For the longest time, building a startup in India came with an unspoken rule—move to a metro.
Bengaluru for product, Mumbai for capital, Delhi-NCR for scale. The ecosystem was dense, predictable, and geographically concentrated.
But that equation is no longer holding.
Across India, a different kind of startup story is emerging—one that is not just spreading beyond metros, but in many cases, deliberately avoiding them. And it’s forcing founders to rethink a fundamental question: Where should you actually build?
Building Where the Market Is
The shift is not theoretical—it’s already visible in outcomes.
Take PhysicsWallah. Built out of Kota, far from the traditional startup corridors, it scaled by focusing on affordability and accessibility rather than urban aspiration. Its growth did not come from elite positioning, but from understanding the price sensitivity and scale of students outside metro India.
A similar pattern plays out in DeHaat. Its business model depends on being deeply embedded in rural ecosystems—working closely with farmers, building supply chains, and solving problems that are invisible from a Bengaluru office. In such sectors, proximity is not an operational choice; it is a strategic advantage.
Even companies that are technically metro-based have built their success on Bharat. Meesho is a clear example. While headquartered in Bengaluru, the bulk of its users come from Tier-2 and smaller cities. Its model—reseller-driven, price-sensitive, and trust-based—was designed for markets that traditional e-commerce struggled to penetrate.
What these companies collectively signal is simple: the next wave of scale in India is not metro-first—it is market-first.
Why Metros Still Matter
And yet, metros continue to matter—just in a different way.
If Bharat offers depth, metros still offer velocity.

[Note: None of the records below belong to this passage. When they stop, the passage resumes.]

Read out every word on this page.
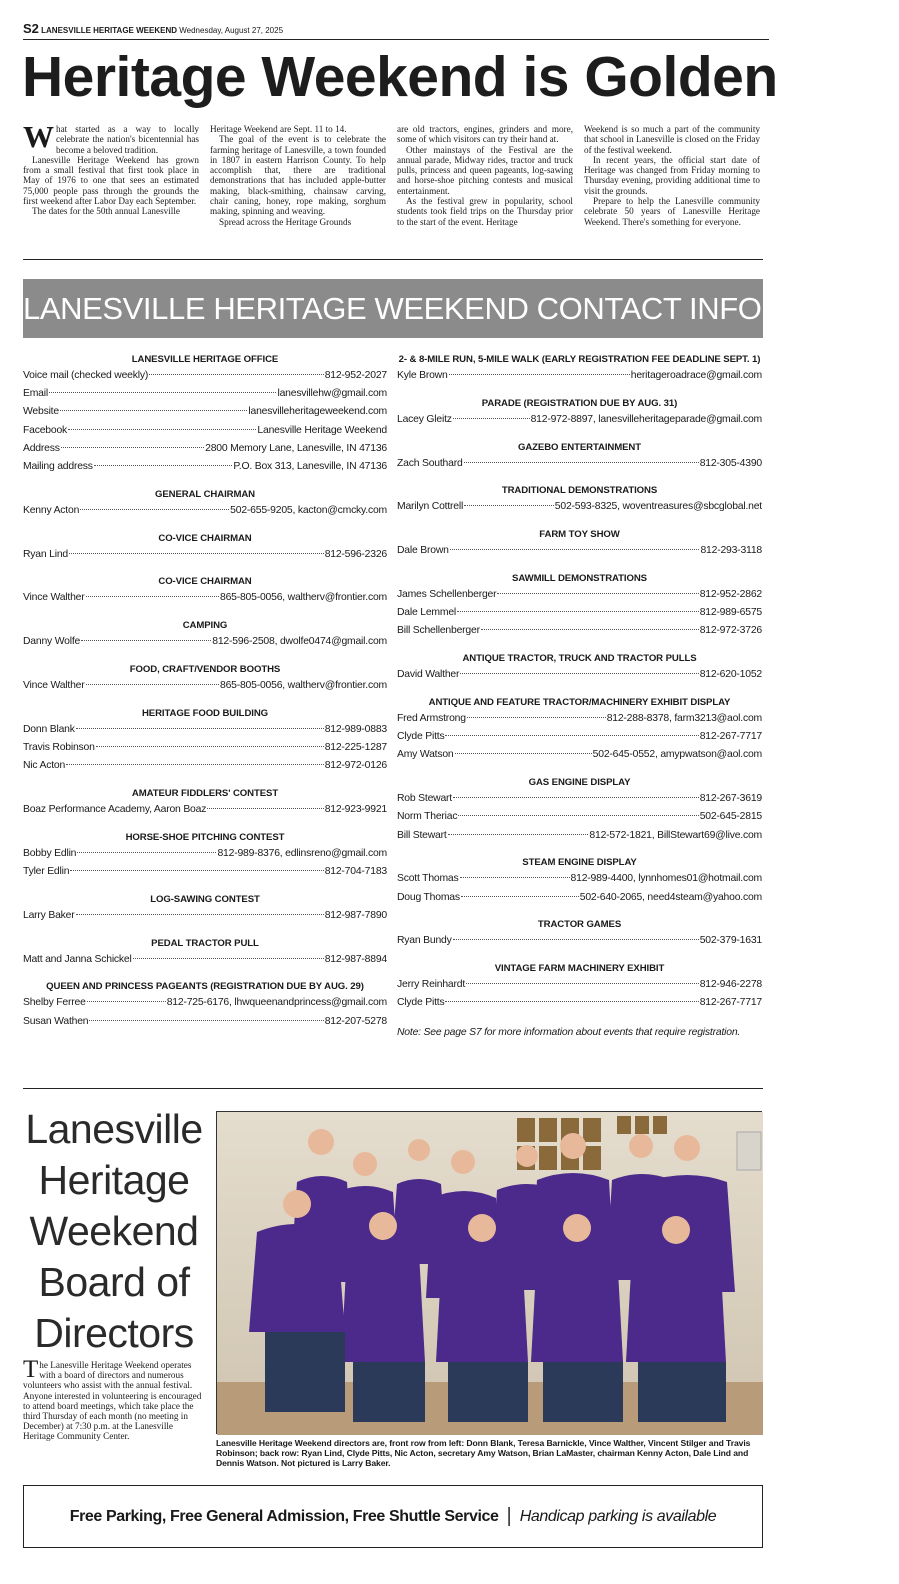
S2 LANESVILLE HERITAGE WEEKEND Wednesday, August 27, 2025
Heritage Weekend is Golden

What started as a way to locally celebrate the nation's bicentennial has become a beloved tradition.

Lanesville Heritage Weekend has grown from a small festival that first took place in May of 1976 to one that sees an estimated 75,000 people pass through the grounds the first weekend after Labor Day each September.

The dates for the 50th annual Lanesville

Heritage Weekend are Sept. 11 to 14.

The goal of the event is to celebrate the farming heritage of Lanesville, a town founded in 1807 in eastern Harrison County. To help accomplish that, there are traditional demonstrations that has included apple-butter making, black-smithing, chainsaw carving, chair caning, honey, rope making, sorghum making, spinning and weaving.

Spread across the Heritage Grounds

are old tractors, engines, grinders and more, some of which visitors can try their hand at.

Other mainstays of the Festival are the annual parade, Midway rides, tractor and truck pulls, princess and queen pageants, log-sawing and horse-shoe pitching contests and musical entertainment.

As the festival grew in popularity, school students took field trips on the Thursday prior to the start of the event. Heritage

Weekend is so much a part of the community that school in Lanesville is closed on the Friday of the festival weekend.

In recent years, the official start date of Heritage was changed from Friday morning to Thursday evening, providing additional time to visit the grounds.

Prepare to help the Lanesville community celebrate 50 years of Lanesville Heritage Weekend. There's something for everyone.

LANESVILLE HERITAGE WEEKEND CONTACT INFORMATION
LANESVILLE HERITAGE OFFICE
Voice mail (checked weekly)	812-952-2027
Email	lanesvillehw@gmail.com
Website	lanesvilleheritageweekend.com
Facebook	Lanesville Heritage Weekend
Address	2800 Memory Lane, Lanesville, IN 47136
Mailing address	P.O. Box 313, Lanesville, IN 47136
GENERAL CHAIRMAN
Kenny Acton	502-655-9205, kacton@cmcky.com
CO-VICE CHAIRMAN
Ryan Lind	812-596-2326
CO-VICE CHAIRMAN
Vince Walther	865-805-0056, waltherv@frontier.com
CAMPING
Danny Wolfe	812-596-2508, dwolfe0474@gmail.com
FOOD, CRAFT/VENDOR BOOTHS
Vince Walther	865-805-0056, waltherv@frontier.com
HERITAGE FOOD BUILDING
Donn Blank	812-989-0883
Travis Robinson	812-225-1287
Nic Acton	812-972-0126
AMATEUR FIDDLERS' CONTEST
Boaz Performance Academy, Aaron Boaz	812-923-9921
HORSE-SHOE PITCHING CONTEST
Bobby Edlin	812-989-8376, edlinsreno@gmail.com
Tyler Edlin	812-704-7183
LOG-SAWING CONTEST
Larry Baker	812-987-7890
PEDAL TRACTOR PULL
Matt and Janna Schickel	812-987-8894
QUEEN AND PRINCESS PAGEANTS (REGISTRATION DUE BY AUG. 29)
Shelby Ferree	812-725-6176, lhwqueenandprincess@gmail.com
Susan Wathen	812-207-5278
2- & 8-MILE RUN, 5-MILE WALK (EARLY REGISTRATION FEE DEADLINE SEPT. 1)
Kyle Brown	heritageroadrace@gmail.com
PARADE (REGISTRATION DUE BY AUG. 31)
Lacey Gleitz	812-972-8897, lanesvilleheritageparade@gmail.com
GAZEBO ENTERTAINMENT
Zach Southard	812-305-4390
TRADITIONAL DEMONSTRATIONS
Marilyn Cottrell	502-593-8325, woventreasures@sbcglobal.net
FARM TOY SHOW
Dale Brown	812-293-3118
SAWMILL DEMONSTRATIONS
James Schellenberger	812-952-2862
Dale Lemmel	812-989-6575
Bill Schellenberger	812-972-3726
ANTIQUE TRACTOR, TRUCK AND TRACTOR PULLS
David Walther	812-620-1052
ANTIQUE AND FEATURE TRACTOR/MACHINERY EXHIBIT DISPLAY
Fred Armstrong	812-288-8378, farm3213@aol.com
Clyde Pitts	812-267-7717
Amy Watson	502-645-0552, amypwatson@aol.com
GAS ENGINE DISPLAY
Rob Stewart	812-267-3619
Norm Theriac	502-645-2815
Bill Stewart	812-572-1821, BillStewart69@live.com
STEAM ENGINE DISPLAY
Scott Thomas	812-989-4400, lynnhomes01@hotmail.com
Doug Thomas	502-640-2065, need4steam@yahoo.com
TRACTOR GAMES
Ryan Bundy	502-379-1631
VINTAGE FARM MACHINERY EXHIBIT
Jerry Reinhardt	812-946-2278
Clyde Pitts	812-267-7717
Note: See page S7 for more information about events that require registration.
Lanesville
Heritage
Weekend
Board of
Directors
The Lanesville Heritage Weekend operates with a board of directors and numerous volunteers who assist with the annual festival. Anyone interested in volunteering is encouraged to attend board meetings, which take place the third Thursday of each month (no meeting in December) at 7:30 p.m. at the Lanesville Heritage Community Center.
Lanesville Heritage Weekend directors are, front row from left: Donn Blank, Teresa Barnickle, Vince Walther, Vincent Stilger and Travis Robinson; back row: Ryan Lind, Clyde Pitts, Nic Acton, secretary Amy Watson, Brian LaMaster, chairman Kenny Acton, Dale Lind and Dennis Watson. Not pictured is Larry Baker.
Free Parking, Free General Admission, Free Shuttle Service | Handicap parking is available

Startups like Razorpay or Zepto are deeply tied to metro ecosystems for a reason. Their categories demand rapid iteration, dense talent, and constant access to capital. The feedback loops are tighter, the networks stronger, and the ability to raise funding significantly higher.
This creates a quiet but important divide.
Startups built in metros are often optimised for speed—how quickly they can scale, raise, and expand. Startups built in Bharat, on the other hand, are increasingly optimised for efficiency—how long they can survive, how deeply they can penetrate, and how sustainably they can grow.
In the post-2022 funding slowdown, that distinction has started to matter more than ever.
The Rise of the Hybrid Model
Perhaps the most interesting shift, however, is not in choosing one over the other—but in combining both.
A growing number of founders are now building hybrid companies. The leadership, fundraising, and investor relationships remain anchored in Bengaluru or Delhi, while operations, hiring, and even product development are increasingly moving to cities like Indore, Jaipur, Coimbatore, or Kochi.
Few companies embody this thinking as clearly as Zoho. By investing in rural talent hubs like Tenkasi, Zoho demonstrated that high-quality product development does not have to be metro-dependent. In doing so, it reframed a long-standing assumption—that innovation requires urban infrastructure.
What was once seen as a constraint is now being used as leverage.
The Capital Gap That Still Exists
And yet, one imbalance continues to shape this landscape—capital.
Even as nearly half of India’s startups emerge from non-metro regions, a disproportionately small share of venture funding flows into them. The result is not just a funding gap, but a philosophical one.
Metro startups are often built in anticipation of capital.
Bharat startups are often built in spite of its absence.
Ironically, in today’s environment, that constraint is turning into an advantage. Capital efficiency, once a necessity for non-metro founders, is now becoming a benchmark across the ecosystem.
What Founders Are Actually Choosing
So what are founders choosing today?
Not Bharat. Not metros.
They are choosing alignment.
Alignment between where their users are, where their costs make sense, and where their business model can survive long enough to scale.
For a SaaS or fintech infrastructure startup, that alignment may still point to Bengaluru. For an agritech, vernacular, or mass-market edtech company, it may lie far beyond it. And for many, the answer increasingly lies somewhere in between.
The idea that India’s startup ecosystem is defined by geography is quietly fading.
What is replacing it is far more nuanced—and far more powerful.
Startups are no longer being shaped by where they are built, but by how well they understand who they are building for.
And in a country as layered as India, that shift may end up being the most important one yet.